By the way, the amount of attorneys’ fees in the headline is not the amount the employer paid its lawyers. Oh, no—that’s the amount it had to pay the employee’s lawyers for suing to recover the $608 in unpaid overtime. To make the disparity even stranger, the employee lost two of his three claims at trial. Read on to solve this riddle.
Two Out of Three Ain’t Bad
“Angelo” sued his employer, Precision Demolition, for three claims under the Fair Labor Standards Act (FLSA): (1) nonpayment of overtime, (2) retaliation for protesting the nonpayment, and (3) nonpayment of travel time in performing his job duties.
When all was said and done, he ended up with only $608.05 in lost overtime for the third claim (which was doubled as a penalty under the FLSA). He lost his other two claims. OK, sounds fine. The employer isn’t out for much other than its own attorneys’ fees, or is it?
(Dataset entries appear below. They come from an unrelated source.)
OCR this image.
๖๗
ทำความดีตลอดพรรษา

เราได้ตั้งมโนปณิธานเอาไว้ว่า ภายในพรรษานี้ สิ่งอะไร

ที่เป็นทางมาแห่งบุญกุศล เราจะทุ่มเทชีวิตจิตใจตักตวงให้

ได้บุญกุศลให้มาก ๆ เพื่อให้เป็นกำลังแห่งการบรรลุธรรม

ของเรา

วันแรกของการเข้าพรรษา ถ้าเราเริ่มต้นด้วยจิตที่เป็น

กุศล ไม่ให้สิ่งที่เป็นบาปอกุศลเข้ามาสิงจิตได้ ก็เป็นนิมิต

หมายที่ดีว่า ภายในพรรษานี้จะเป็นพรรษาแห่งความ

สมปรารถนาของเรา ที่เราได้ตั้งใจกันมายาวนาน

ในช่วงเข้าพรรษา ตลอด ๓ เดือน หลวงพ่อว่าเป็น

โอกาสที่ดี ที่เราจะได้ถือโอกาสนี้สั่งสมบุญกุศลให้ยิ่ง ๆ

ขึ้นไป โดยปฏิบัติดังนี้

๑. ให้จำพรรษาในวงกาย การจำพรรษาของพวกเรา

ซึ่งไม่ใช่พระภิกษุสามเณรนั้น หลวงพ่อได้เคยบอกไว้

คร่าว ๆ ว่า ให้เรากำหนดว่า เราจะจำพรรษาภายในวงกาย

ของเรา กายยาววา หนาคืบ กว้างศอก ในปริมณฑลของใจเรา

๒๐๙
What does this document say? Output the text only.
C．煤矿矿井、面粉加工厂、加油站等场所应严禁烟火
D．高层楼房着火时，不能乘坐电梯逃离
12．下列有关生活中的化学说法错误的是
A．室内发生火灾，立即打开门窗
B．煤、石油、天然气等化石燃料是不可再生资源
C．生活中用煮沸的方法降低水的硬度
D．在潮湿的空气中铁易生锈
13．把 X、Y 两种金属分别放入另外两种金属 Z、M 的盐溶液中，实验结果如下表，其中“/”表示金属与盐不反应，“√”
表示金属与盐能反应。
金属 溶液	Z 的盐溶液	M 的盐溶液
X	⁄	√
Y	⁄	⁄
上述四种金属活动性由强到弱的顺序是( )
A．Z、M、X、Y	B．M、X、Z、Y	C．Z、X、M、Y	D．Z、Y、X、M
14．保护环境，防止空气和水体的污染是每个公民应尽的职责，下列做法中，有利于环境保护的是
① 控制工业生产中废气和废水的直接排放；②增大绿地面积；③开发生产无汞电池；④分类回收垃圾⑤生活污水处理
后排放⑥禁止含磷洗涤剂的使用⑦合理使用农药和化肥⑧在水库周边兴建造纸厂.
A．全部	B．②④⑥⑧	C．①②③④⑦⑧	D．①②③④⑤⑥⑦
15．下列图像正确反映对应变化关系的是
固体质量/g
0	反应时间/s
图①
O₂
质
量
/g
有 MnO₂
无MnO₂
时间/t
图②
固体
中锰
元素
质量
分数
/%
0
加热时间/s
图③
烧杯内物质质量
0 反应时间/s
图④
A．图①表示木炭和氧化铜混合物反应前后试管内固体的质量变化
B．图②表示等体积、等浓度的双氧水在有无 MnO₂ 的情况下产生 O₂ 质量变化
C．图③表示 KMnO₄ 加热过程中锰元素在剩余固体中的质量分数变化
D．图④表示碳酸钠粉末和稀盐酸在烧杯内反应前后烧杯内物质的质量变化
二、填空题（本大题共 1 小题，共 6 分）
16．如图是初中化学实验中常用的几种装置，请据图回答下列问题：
Employer Required to Pay Angelo’s Attorneys’ Fees
Wait! Angelo lost two of his three claims, and he ended up with a whopping total of $1,216.10. What gives? Well, under the FLSA, if the employee is the prevailing party, then the employer is on the hook for his attorneys’ fees.
What is a prevailing party? According to the court in this case, “A plaintiff’s success need not address the central claim of the case; prevailing-party status is appropriate where the plaintiff succeeds on any significant issue in litigation which achieves some of the benefit [he] sought in bringing suit.” So $1,216.10 was enough under the definition.
Is There No Justice?
Sounds unfair, I know. But the law did allow the court some leeway. Here is the court:
[Precision Demolition] correctly [observes] that fees should not overwhelm a case. In FLSA cases, . . . the amount of damages is often less than the fees awarded. Indeed, in recent years this court has seen a spate of FLSA cases brought by low-wage workers seeking paltry sums. The proper measure is not proportionality.
What could the court do? It could reduce the amount of attorneys’ fees awarded based on the employee’s success, but it could not zero out the employee if he was the prevailing party. So, using a sense of rough justice, the court rejected the amount requested by Angelo ($141,236.50) and sliced it down to $41,333.70. Sure, that’s a lot less, but it was still a pretty good payday for Angelo’s lawyers. Castro v. Precision Demolition LLC et al. (N.D. Tex. 2017).
The FLSA was enacted in 1938. It was designed to aid employees in recovering overtime, and part of the design was the prevailing-party idea. But courts possess broad discretion in determining the amount of the slice. Another judge could have come to a different conclusion.
Is there another way to cut off liability for a whopping attorneys’ fees award? Yes, in federal court, you can essentially surrender and tell the employee that you will pay him what he is owed plus any attorneys’ fees incurred to date.
If the employee rejects the offer and gets less than the amount he was offered, attorneys’ fees from the date of the rejection forward go “poof” and evaporate, even if he ends up being the prevailing party. That is called an offer of judgment. In any event, be careful with FLSA lawsuits. Remember that like the iceberg that sank the Titanic, the biggest danger is often below the surface.